I’m reading in csv data with:
auto df = ROOT::RDF::MakeCsvDataFrame(filename_in);
and it looks like ROOT sets the type using the first entry in the CSV. Sometimes for a large number like momentum, though, it looks like a LongInt when the type is really Double_t if you look at other rows. Is there a way to force ROOT to use the ‘correct’ types for the columns?
ROOT Version: 6.26/10 Platform: Arch Compiler: Not Provided
I got around this problem since I am in control of the CSV contents, too. So I changed the precision of what I dump to CSV so that the column always has a “.” and that forces RDataFrame to read it in as a Double.
Incidentally, I’m only writing to CSV because I have a problem with race conditions when writing to separate TTree/TFiles in a ForEachSlot of an RDataFrame.
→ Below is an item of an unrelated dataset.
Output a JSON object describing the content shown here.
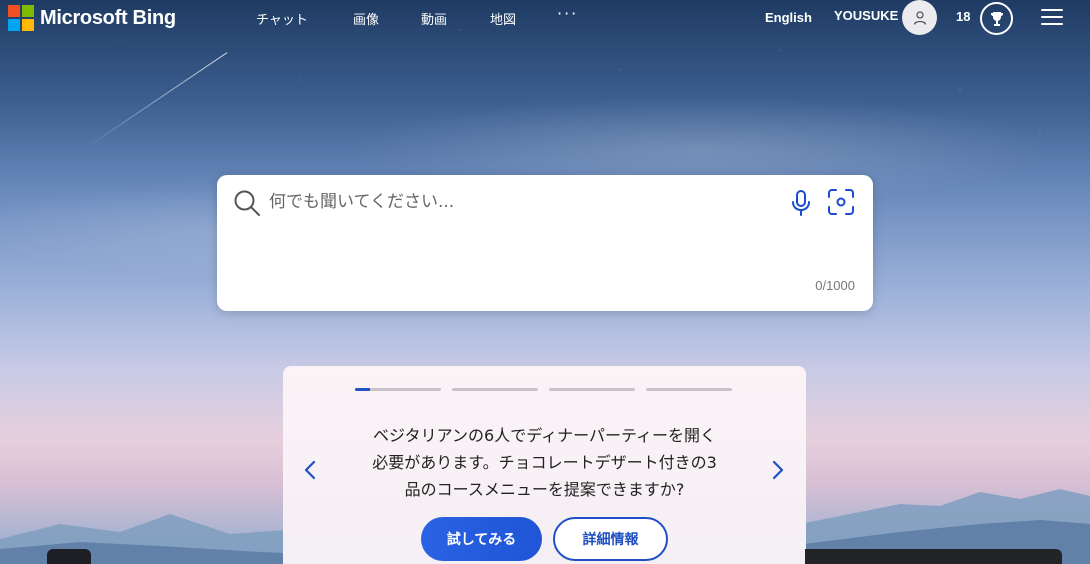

When I write to CSV instead of TFile I get around it easily…
One way around it is to first read the csv file into a tree, which does support specifying the type of each column (see TTree::ReadFile), and then when you read the tree with a DataFrame, it will take the types from the tree.
$ cat z.txt
2 209231
3 345
7 25435
1 6732645
$ cat z.C
void z() {
TFile f("z.root","RECREATE");
TTree *T=new TTree("T","tree");
T->ReadFile("z.txt","a/I:b/D");
T->Write("T");
f.Close();
}
$ root -l -b -q z.C
(...)
root [0] ROOT::RDataFrame d("T", "z.root")
(ROOT::RDataFrame &) A data frame built on top of the T dataset.
root [1] d.GetColumnType("a")
(std::string) "Int_t"
root [2] d.GetColumnType("b")
(std::string) "Double_t"